The only reason they even want this story is to legitimate (yet again) that the Revolution
can be corrupted by the same plagues their enemy countries face; further proving
the “New Man” a fallacy. Sadly over the course of my work for El Nuevo I’ve only
learned one thing: regardless if it’s here or there, we’re still subservient, spreading our
legs for somebody’s political agenda. Qué mierda. I guess; this is my own kind of

“Having dinner with los viejos. I’ll meet you at the Casa de la Música at 10 PM,” I text.
There go 16 cents of a CUC.

I open the eight-foot front door and climb the 51 stairs to the apartment, wet bread and all.
Yessica’s door is open and she’s blasting the latest Gente de Zona hit. She’s been playing
that shit non-stop. After years of pursuing foreigners who come to explore Cuba’s finest
assets, “Yessi” landed an Italian 60-something.
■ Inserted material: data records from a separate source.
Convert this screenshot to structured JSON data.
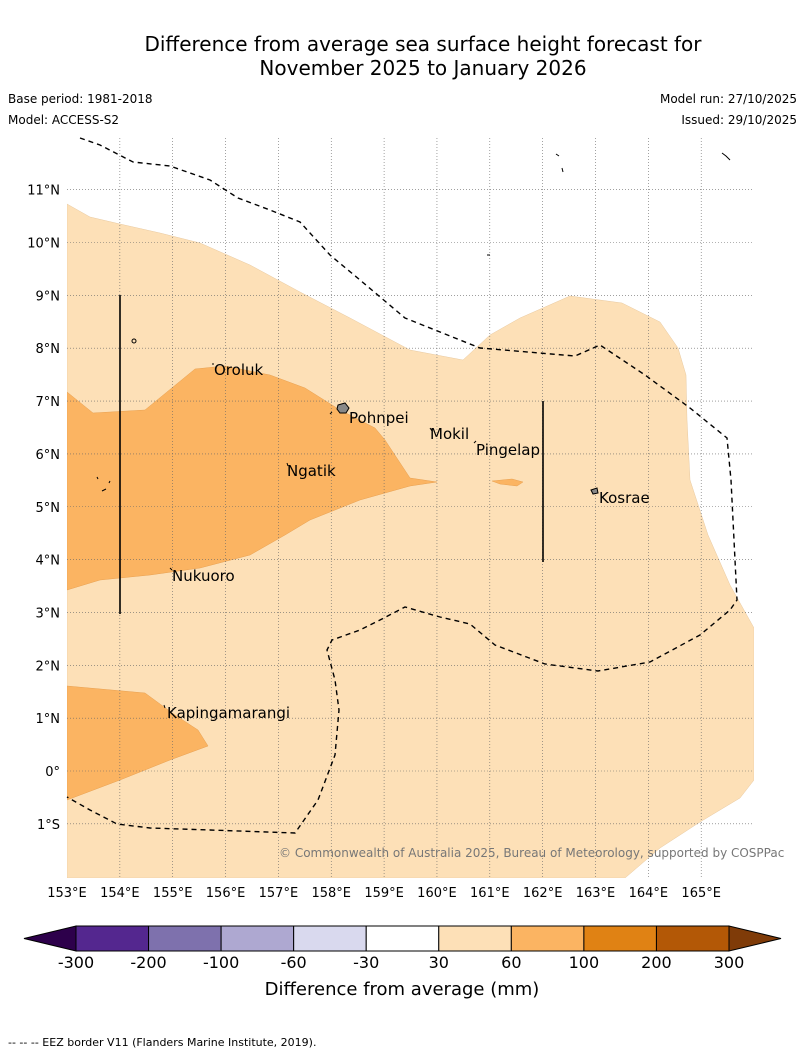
{
  "title": {
    "line1": "Difference from average sea surface height forecast for",
    "line2": "November 2025 to January 2026"
  },
  "meta": {
    "base_period": "Base period: 1981-2018",
    "model": "Model: ACCESS-S2",
    "model_run": "Model run: 27/10/2025",
    "issued": "Issued: 29/10/2025"
  },
  "map": {
    "lat_labels": [
      "11°N",
      "10°N",
      "9°N",
      "8°N",
      "7°N",
      "6°N",
      "5°N",
      "4°N",
      "3°N",
      "2°N",
      "1°N",
      "0°",
      "1°S"
    ],
    "lon_labels": [
      "153°E",
      "154°E",
      "155°E",
      "156°E",
      "157°E",
      "158°E",
      "159°E",
      "160°E",
      "161°E",
      "162°E",
      "163°E",
      "164°E",
      "165°E"
    ],
    "places": [
      "Oroluk",
      "Pohnpei",
      "Mokil",
      "Pingelap",
      "Ngatik",
      "Kosrae",
      "Nukuoro",
      "Kapingamarangi"
    ],
    "copyright": "© Commonwealth of Australia 2025, Bureau of Meteorology, supported by COSPPac"
  },
  "colorbar": {
    "ticks": [
      "-300",
      "-200",
      "-100",
      "-60",
      "-30",
      "30",
      "60",
      "100",
      "200",
      "300"
    ],
    "label": "Difference from average (mm)",
    "colors": [
      "#54278f",
      "#7e71ad",
      "#aea8d1",
      "#d9d9ee",
      "#ffffff",
      "#fde0b7",
      "#fbb462",
      "#e08214",
      "#b35806"
    ],
    "under_color": "#2d004b",
    "over_color": "#7f3b08"
  },
  "footer": "--  --  -- EEZ border V11 (Flanders Marine Institute, 2019)."
}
He’s everything but an Italian stallion:
short, bald and walks around in Speedo shorts from 1972. But to her, he has to be prince
charming. After all, fucking his brains out had already gotten her the apartment and a
stable fixed income. Comparatively speaking she has tons of time off: he only visits
every three months and in between she comes and goes as she pleases.

Y qué?” I say uninterested. She looks up as she lights up a superfino Popular cigarette.

Staring out of her interior balcony, she’s contemplative—probably about when he’ll
marry her so she can finally leave this “God-forsaken land.” Who knows if he’s even
considering such a thing; he’s probably still married to Ave María and has no intention of
making their business transaction more than his quarterly escapade. Without him, she’ll
always be another prietica from Centro Habana in heat.

But I have too many problems of my own to start feeling sorry for her.

After dinner, I’ll take a shower and change into some sexy dress. I’ll meet Sergio at the
bar in Miramar. There I’ll pretend to be a prostitute and he’ ll cover me standing in as my
black pimp. There goes my phone again; Sergio now wants to meet 15 minutes early.

From the landing I notice her laundry hanging on the clothesline. I have that mini-dress
too. Hmm, maybe I’ll wear that tonight. Hopefully, I can take some pictures and get some
quotes. Best-case scenario, I’ll gather the info on how the cocaine is arriving through
the Hemingway Port into Havana and distributed to the chulos by some guy named “El
Checo,” then to the Spaniards and Italians. Worst case, the police will round me up with
the plethora of prostitutes in one of their raids. But they’re usually far too busy charging
their commission to bother making any arrests. I bet I’d look great on all fours. Truth is,
so long as I hit that send button, I’ll still feel like a puta.